O estudo foi realizado pela Transnational Justice Working Group (TJWG), que investigou a situação antes e depois do fechamento das fronteiras do país, em janeiro de 2020, medida determinada pelo líder norte-coreano Kim Jong-un como forma de conter a pandemia de covid-19.
Para elaborar o relatório, o grupo entrevistou 880 desertores norte-coreanos. Segundo os dados, 153 pessoas foram condenadas à morte entre janeiro de 2020 e meados de dezembro de 2024 — um aumento de quase 250% em comparação com o período anterior.
O crescimento é ainda mais expressivo nos casos ligados à cultura estrangeira, religião — incluindo a posse de uma Bíblia — e práticas classificadas como superstição.
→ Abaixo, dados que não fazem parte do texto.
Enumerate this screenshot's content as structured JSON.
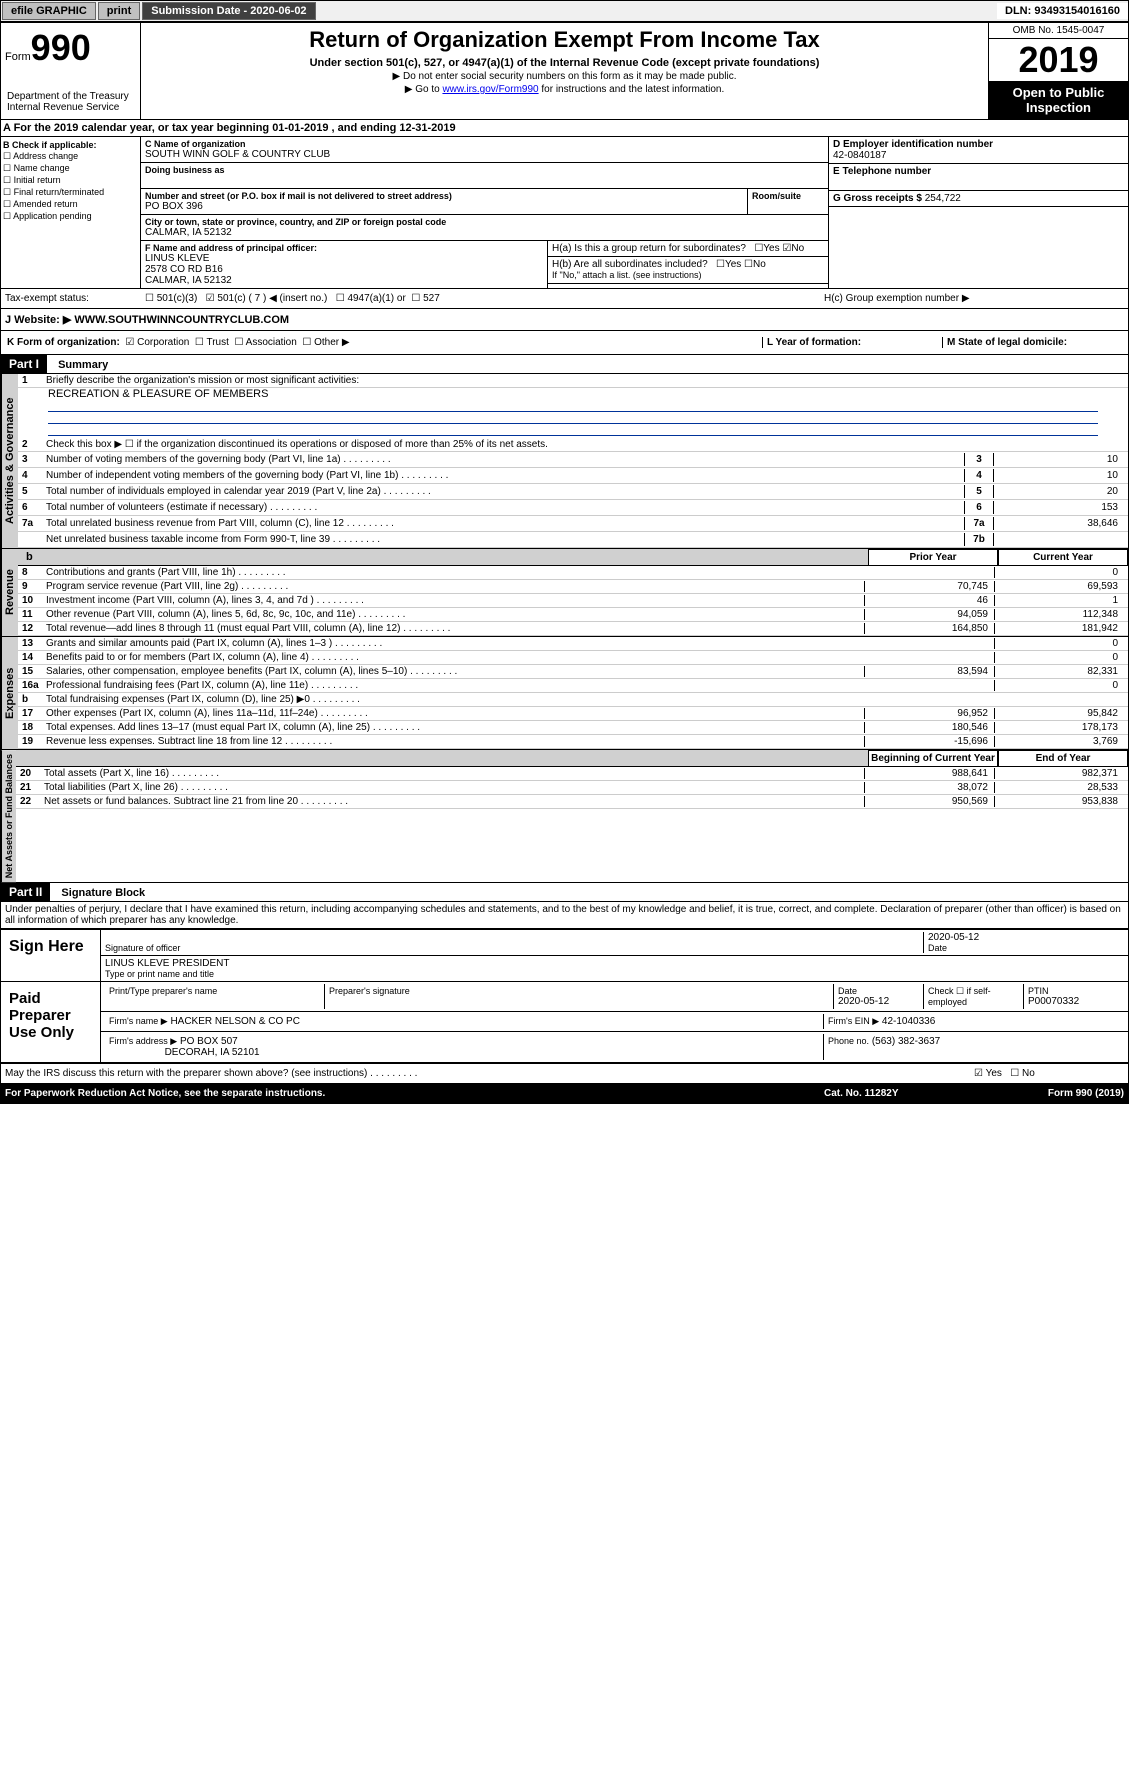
{
  "topbar": {
    "efile": "efile GRAPHIC",
    "print": "print",
    "subdate_label": "Submission Date - ",
    "subdate": "2020-06-02",
    "dln_label": "DLN: ",
    "dln": "93493154016160"
  },
  "header": {
    "form_label": "Form",
    "form_num": "990",
    "title": "Return of Organization Exempt From Income Tax",
    "subtitle": "Under section 501(c), 527, or 4947(a)(1) of the Internal Revenue Code (except private foundations)",
    "note1": "▶ Do not enter social security numbers on this form as it may be made public.",
    "note2_pre": "▶ Go to ",
    "note2_link": "www.irs.gov/Form990",
    "note2_post": " for instructions and the latest information.",
    "omb": "OMB No. 1545-0047",
    "year": "2019",
    "open": "Open to Public Inspection",
    "dept": "Department of the Treasury Internal Revenue Service"
  },
  "lineA": "A For the 2019 calendar year, or tax year beginning 01-01-2019     , and ending 12-31-2019",
  "boxB": {
    "label": "B Check if applicable:",
    "items": [
      "Address change",
      "Name change",
      "Initial return",
      "Final return/terminated",
      "Amended return",
      "Application pending"
    ]
  },
  "boxC": {
    "name_label": "C Name of organization",
    "name": "SOUTH WINN GOLF & COUNTRY CLUB",
    "dba_label": "Doing business as",
    "addr_label": "Number and street (or P.O. box if mail is not delivered to street address)",
    "room_label": "Room/suite",
    "addr": "PO BOX 396",
    "city_label": "City or town, state or province, country, and ZIP or foreign postal code",
    "city": "CALMAR, IA  52132"
  },
  "boxD": {
    "label": "D Employer identification number",
    "val": "42-0840187"
  },
  "boxE": {
    "label": "E Telephone number",
    "val": ""
  },
  "boxG": {
    "label": "G Gross receipts $ ",
    "val": "254,722"
  },
  "boxF": {
    "label": "F  Name and address of principal officer:",
    "name": "LINUS KLEVE",
    "addr1": "2578 CO RD B16",
    "addr2": "CALMAR, IA  52132"
  },
  "boxH": {
    "a": "H(a)  Is this a group return for subordinates?",
    "b": "H(b)  Are all subordinates included?",
    "b_note": "If \"No,\" attach a list. (see instructions)",
    "c": "H(c)  Group exemption number ▶"
  },
  "taxstatus": {
    "label": "Tax-exempt status:",
    "c3": "501(c)(3)",
    "c": "501(c) ( 7 ) ◀ (insert no.)",
    "a1": "4947(a)(1) or",
    "s527": "527"
  },
  "website": {
    "label": "J   Website: ▶  ",
    "val": "WWW.SOUTHWINNCOUNTRYCLUB.COM"
  },
  "boxK": {
    "label": "K Form of organization:",
    "corp": "Corporation",
    "trust": "Trust",
    "assoc": "Association",
    "other": "Other ▶",
    "L": "L Year of formation:",
    "M": "M State of legal domicile:"
  },
  "part1": {
    "header": "Part I",
    "title": "Summary",
    "line1": "Briefly describe the organization's mission or most significant activities:",
    "mission": "RECREATION & PLEASURE OF MEMBERS",
    "line2": "Check this box ▶ ☐  if the organization discontinued its operations or disposed of more than 25% of its net assets.",
    "tabs": {
      "gov": "Activities & Governance",
      "rev": "Revenue",
      "exp": "Expenses",
      "net": "Net Assets or Fund Balances"
    },
    "cols": {
      "prior": "Prior Year",
      "current": "Current Year",
      "beg": "Beginning of Current Year",
      "end": "End of Year"
    },
    "lines": [
      {
        "n": "3",
        "t": "Number of voting members of the governing body (Part VI, line 1a)",
        "box": "3",
        "v": "10"
      },
      {
        "n": "4",
        "t": "Number of independent voting members of the governing body (Part VI, line 1b)",
        "box": "4",
        "v": "10"
      },
      {
        "n": "5",
        "t": "Total number of individuals employed in calendar year 2019 (Part V, line 2a)",
        "box": "5",
        "v": "20"
      },
      {
        "n": "6",
        "t": "Total number of volunteers (estimate if necessary)",
        "box": "6",
        "v": "153"
      },
      {
        "n": "7a",
        "t": "Total unrelated business revenue from Part VIII, column (C), line 12",
        "box": "7a",
        "v": "38,646"
      },
      {
        "n": "",
        "t": "Net unrelated business taxable income from Form 990-T, line 39",
        "box": "7b",
        "v": ""
      }
    ],
    "revlines": [
      {
        "n": "8",
        "t": "Contributions and grants (Part VIII, line 1h)",
        "p": "",
        "c": "0"
      },
      {
        "n": "9",
        "t": "Program service revenue (Part VIII, line 2g)",
        "p": "70,745",
        "c": "69,593"
      },
      {
        "n": "10",
        "t": "Investment income (Part VIII, column (A), lines 3, 4, and 7d )",
        "p": "46",
        "c": "1"
      },
      {
        "n": "11",
        "t": "Other revenue (Part VIII, column (A), lines 5, 6d, 8c, 9c, 10c, and 11e)",
        "p": "94,059",
        "c": "112,348"
      },
      {
        "n": "12",
        "t": "Total revenue—add lines 8 through 11 (must equal Part VIII, column (A), line 12)",
        "p": "164,850",
        "c": "181,942"
      }
    ],
    "explines": [
      {
        "n": "13",
        "t": "Grants and similar amounts paid (Part IX, column (A), lines 1–3 )",
        "p": "",
        "c": "0"
      },
      {
        "n": "14",
        "t": "Benefits paid to or for members (Part IX, column (A), line 4)",
        "p": "",
        "c": "0"
      },
      {
        "n": "15",
        "t": "Salaries, other compensation, employee benefits (Part IX, column (A), lines 5–10)",
        "p": "83,594",
        "c": "82,331"
      },
      {
        "n": "16a",
        "t": "Professional fundraising fees (Part IX, column (A), line 11e)",
        "p": "",
        "c": "0"
      },
      {
        "n": "b",
        "t": "Total fundraising expenses (Part IX, column (D), line 25) ▶0",
        "p": "",
        "c": ""
      },
      {
        "n": "17",
        "t": "Other expenses (Part IX, column (A), lines 11a–11d, 11f–24e)",
        "p": "96,952",
        "c": "95,842"
      },
      {
        "n": "18",
        "t": "Total expenses. Add lines 13–17 (must equal Part IX, column (A), line 25)",
        "p": "180,546",
        "c": "178,173"
      },
      {
        "n": "19",
        "t": "Revenue less expenses. Subtract line 18 from line 12",
        "p": "-15,696",
        "c": "3,769"
      }
    ],
    "netlines": [
      {
        "n": "20",
        "t": "Total assets (Part X, line 16)",
        "p": "988,641",
        "c": "982,371"
      },
      {
        "n": "21",
        "t": "Total liabilities (Part X, line 26)",
        "p": "38,072",
        "c": "28,533"
      },
      {
        "n": "22",
        "t": "Net assets or fund balances. Subtract line 21 from line 20",
        "p": "950,569",
        "c": "953,838"
      }
    ]
  },
  "part2": {
    "header": "Part II",
    "title": "Signature Block",
    "declaration": "Under penalties of perjury, I declare that I have examined this return, including accompanying schedules and statements, and to the best of my knowledge and belief, it is true, correct, and complete. Declaration of preparer (other than officer) is based on all information of which preparer has any knowledge.",
    "sign_here": "Sign Here",
    "sig_officer": "Signature of officer",
    "date": "Date",
    "sig_date": "2020-05-12",
    "officer_name": "LINUS KLEVE  PRESIDENT",
    "type_name": "Type or print name and title",
    "paid": "Paid Preparer Use Only",
    "prep_name_label": "Print/Type preparer's name",
    "prep_sig_label": "Preparer's signature",
    "prep_date": "2020-05-12",
    "check_self": "Check ☐ if self-employed",
    "ptin_label": "PTIN",
    "ptin": "P00070332",
    "firm_name_label": "Firm's name      ▶",
    "firm_name": "HACKER NELSON & CO PC",
    "firm_ein_label": "Firm's EIN ▶",
    "firm_ein": "42-1040336",
    "firm_addr_label": "Firm's address ▶",
    "firm_addr": "PO BOX 507",
    "firm_city": "DECORAH, IA  52101",
    "phone_label": "Phone no.",
    "phone": "(563) 382-3637",
    "may_irs": "May the IRS discuss this return with the preparer shown above? (see instructions)",
    "yes": "Yes",
    "no": "No"
  },
  "footer": {
    "pra": "For Paperwork Reduction Act Notice, see the separate instructions.",
    "cat": "Cat. No. 11282Y",
    "form": "Form 990 (2019)"
  }
}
Nesse contexto, 38 pessoas foram condenadas à morte em menos de cinco anos, contra sete registros no período anterior.
De acordo com os pesquisadores, antes do fechamento das fronteiras, o crime mais frequentemente punido com a morte era o homicídio. Nos últimos anos, porém, o foco teria mudado para o consumo de conteúdos estrangeiros, como filmes, séries e músicas sul-coreanas.
Especialistas apontam que essa mudança indica um endurecimento do regime, que passa a utilizar punições mais severas para garantir lealdade e conter influências externas. Apesar disso, conteúdos estrangeiros continuam circulando clandestinamente dentro do país.
Greg Scarlatoiu, diretor do Comitê para os Direitos Humanos na Coreia do Norte, afirmou que o regime enfrenta dificuldades para conter esse fluxo de informação. Segundo ele, há uma crescente perda de confiança da população no governo, o que tem levado ao aumento da repressão.
Relatos também indicam que jovens da elite urbana norte-coreana consomem secretamente conteúdos como produções sul-coreanas e filmes estrangeiros, mesmo com o risco de punições severas.
Um dos casos citados ocorreu em janeiro de 2022, quando um casal foi executado publicamente por assistir e compartilhar conteúdos sul-coreanos. Segundo informações divulgadas pelo portal Daily NK, cerca de 300 pessoas foram obrigadas a assistir à execução, e outros envolvidos foram presos.
Ativistas afirmam que o regime teme a influência de conteúdos externos, que podem expor a realidade fora do país e estimular questionamentos internos. Para eles, o acesso à informação é visto como uma ameaça direta ao controle estatal.
Grande parte desse material chega à Coreia do Norte por meio de ações de ativistas, que utilizam dispositivos como pen drives enviados por balões através da fronteira. No entanto, recentemente, a Coreia do Sul aprovou restrições a essa prática, o que foi criticado por especialistas em direitos humanos.
Eles defendem que o acesso à informação externa é fundamental para a população norte-coreana e pode desempenhar papel importante em transformações sociais no futuro.